To identify independent prognostic factors and develop an interanlly validated nomogram for predicting mortality in adult DLBCL patients.

This retrospective cohort study enrolled 150 consecutive adult DLBCL patients diagnosed between January 2016 and December 2022 at a Cancer Hospital Affiliated to Shanxi Medical University. Primary endpoint was all-cause mortality assessed through August 2025. Clinical characteristics, serum biomarkers (lactate dehydrogenase [LDH], β2-microglobulin [β2-MG]), ¹⁸F-FDG PET/CT metabolic parameters (SUVmax, metabolic tumor volume [MTV], total lesion glycolysis [TLG]), and immunohistochemical markers (Bcl-2, Bcl-6, C-MYC) were analyzed. Notably, all six prognostic variables represent standard-of-care assessments routinely performed in contemporary hematology practice. Multivariable logistic regression with supplementary Cox proportional hazards regression identified independent predictors, which were integrated into a nomogram. Model performance was evaluated using discrimination, calibration metrics, and decision curve analysis.

After median follow-up of 54 months, 61 patients (40.7%) died. Among deaths, 54 (88.5%) were attributable to disease progression, 4 (6.6%) to treatment-related complications, and 3 (4.9%) to unrelated causes. Multivariable analysis identified six independent prognostic factors: bone marrow invasion (OR = 3.54; 95%CI:1.34–9.36), elevated LDH (OR = 3.13; 95%CI:1.20–8.15), elevated β2-MG (OR = 3.86; 95%CI:1.15–12.92), high total MTV (OR = 1.22 per 10 mL increase; 95%CI:1.02–1.46), Bcl-2 positivity (OR = 11.45; 95%CI:3.98–32.93), and C-MYC positivity (OR = 8.94; 95%CI:3.47–23.03). The integrated nomogram demonstrated excellent discrimination (AUC = 0.902; 95%CI:0.855–0.949) with 72.1% sensitivity and 92.1% specificity. Cox regression confirmed concordant findings (C-index = 0.847; 95%CI:0.795–0.899). The Brier score was 0.128, with calibration slope of 0.94 and intercept of 0.02. Calibration analysis confirmed strong agreement between predicted and observed outcomes (Hosmer-Lemeshow χ²=10.14, P = 0.255). Decision curve analysis demonstrated superior net benefit compared with IPI and NCCN-IPI across clinically relevant threshold probabilities.

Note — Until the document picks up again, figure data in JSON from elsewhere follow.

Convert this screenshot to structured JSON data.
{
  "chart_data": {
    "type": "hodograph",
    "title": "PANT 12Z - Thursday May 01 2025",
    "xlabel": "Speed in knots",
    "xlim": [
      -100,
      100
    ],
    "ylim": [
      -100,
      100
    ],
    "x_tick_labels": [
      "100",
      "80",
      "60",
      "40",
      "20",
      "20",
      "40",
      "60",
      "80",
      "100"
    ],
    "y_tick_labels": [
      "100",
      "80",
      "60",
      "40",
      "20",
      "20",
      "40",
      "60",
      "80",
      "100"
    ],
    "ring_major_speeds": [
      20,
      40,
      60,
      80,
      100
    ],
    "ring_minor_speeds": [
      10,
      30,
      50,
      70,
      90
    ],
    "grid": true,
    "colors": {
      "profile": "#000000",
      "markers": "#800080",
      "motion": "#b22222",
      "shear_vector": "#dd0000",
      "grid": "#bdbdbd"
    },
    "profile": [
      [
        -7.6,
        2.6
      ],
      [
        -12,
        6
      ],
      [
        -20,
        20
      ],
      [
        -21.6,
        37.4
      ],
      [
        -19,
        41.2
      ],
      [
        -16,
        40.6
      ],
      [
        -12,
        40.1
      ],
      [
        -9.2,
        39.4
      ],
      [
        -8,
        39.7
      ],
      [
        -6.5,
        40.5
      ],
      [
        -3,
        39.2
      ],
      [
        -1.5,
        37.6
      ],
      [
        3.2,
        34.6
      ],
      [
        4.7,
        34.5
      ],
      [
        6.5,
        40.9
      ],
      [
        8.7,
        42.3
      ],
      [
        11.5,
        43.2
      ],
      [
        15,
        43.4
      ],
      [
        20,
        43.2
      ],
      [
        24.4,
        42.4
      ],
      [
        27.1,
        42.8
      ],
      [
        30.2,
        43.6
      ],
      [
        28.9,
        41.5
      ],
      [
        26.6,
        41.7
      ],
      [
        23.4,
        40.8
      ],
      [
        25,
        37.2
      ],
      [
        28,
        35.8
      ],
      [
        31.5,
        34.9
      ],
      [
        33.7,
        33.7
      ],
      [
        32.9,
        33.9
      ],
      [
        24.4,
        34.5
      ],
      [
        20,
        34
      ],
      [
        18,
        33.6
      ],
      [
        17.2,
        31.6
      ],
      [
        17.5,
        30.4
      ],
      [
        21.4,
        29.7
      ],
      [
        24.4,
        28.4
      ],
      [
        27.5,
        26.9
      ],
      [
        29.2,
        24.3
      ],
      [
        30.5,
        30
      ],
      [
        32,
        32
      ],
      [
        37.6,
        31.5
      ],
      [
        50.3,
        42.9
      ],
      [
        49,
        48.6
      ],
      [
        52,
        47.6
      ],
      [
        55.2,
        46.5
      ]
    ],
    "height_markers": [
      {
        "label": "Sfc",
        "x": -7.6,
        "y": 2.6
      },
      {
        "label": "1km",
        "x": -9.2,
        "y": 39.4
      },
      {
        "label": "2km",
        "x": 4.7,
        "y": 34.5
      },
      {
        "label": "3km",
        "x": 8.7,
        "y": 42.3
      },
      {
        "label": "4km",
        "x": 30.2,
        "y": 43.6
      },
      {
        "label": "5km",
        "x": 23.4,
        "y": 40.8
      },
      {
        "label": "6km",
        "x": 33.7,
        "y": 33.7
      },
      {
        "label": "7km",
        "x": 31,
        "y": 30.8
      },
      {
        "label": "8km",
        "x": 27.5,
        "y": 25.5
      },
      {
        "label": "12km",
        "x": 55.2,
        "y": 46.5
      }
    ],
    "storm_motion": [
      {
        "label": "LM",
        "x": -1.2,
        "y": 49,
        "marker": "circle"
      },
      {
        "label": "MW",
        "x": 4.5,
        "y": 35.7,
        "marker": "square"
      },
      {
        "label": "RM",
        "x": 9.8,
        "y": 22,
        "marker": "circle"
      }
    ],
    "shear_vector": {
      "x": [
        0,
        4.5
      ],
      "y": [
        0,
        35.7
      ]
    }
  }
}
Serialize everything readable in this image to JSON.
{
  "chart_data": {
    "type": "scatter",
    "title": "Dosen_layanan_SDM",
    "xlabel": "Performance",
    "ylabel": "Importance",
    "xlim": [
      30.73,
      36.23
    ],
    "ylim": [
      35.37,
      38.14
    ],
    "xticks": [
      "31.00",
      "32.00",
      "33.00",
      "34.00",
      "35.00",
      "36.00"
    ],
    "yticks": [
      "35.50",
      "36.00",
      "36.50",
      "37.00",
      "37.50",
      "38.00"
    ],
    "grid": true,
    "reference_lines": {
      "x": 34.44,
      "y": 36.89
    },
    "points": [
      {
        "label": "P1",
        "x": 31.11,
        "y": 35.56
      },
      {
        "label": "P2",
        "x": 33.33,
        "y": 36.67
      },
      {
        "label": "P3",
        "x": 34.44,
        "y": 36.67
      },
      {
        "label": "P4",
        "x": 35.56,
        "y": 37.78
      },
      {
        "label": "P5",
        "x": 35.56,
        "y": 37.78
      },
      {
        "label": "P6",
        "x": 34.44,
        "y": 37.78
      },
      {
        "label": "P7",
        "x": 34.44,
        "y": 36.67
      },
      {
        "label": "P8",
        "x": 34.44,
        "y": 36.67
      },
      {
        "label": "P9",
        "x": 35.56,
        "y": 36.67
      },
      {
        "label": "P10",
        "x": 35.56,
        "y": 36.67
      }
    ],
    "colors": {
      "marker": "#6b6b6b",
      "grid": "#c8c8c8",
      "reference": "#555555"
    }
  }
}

Integration of clinical, metabolic, and molecular biomarkers yields superior prognostic stratification in DLBCL. This internally validated nomogram, composed entirely of routinely available clinical assessments and developed in a real-world patient population, provides a hypothesis-generating tool for identifying high-risk patients that warrants external validation before clinical implementation.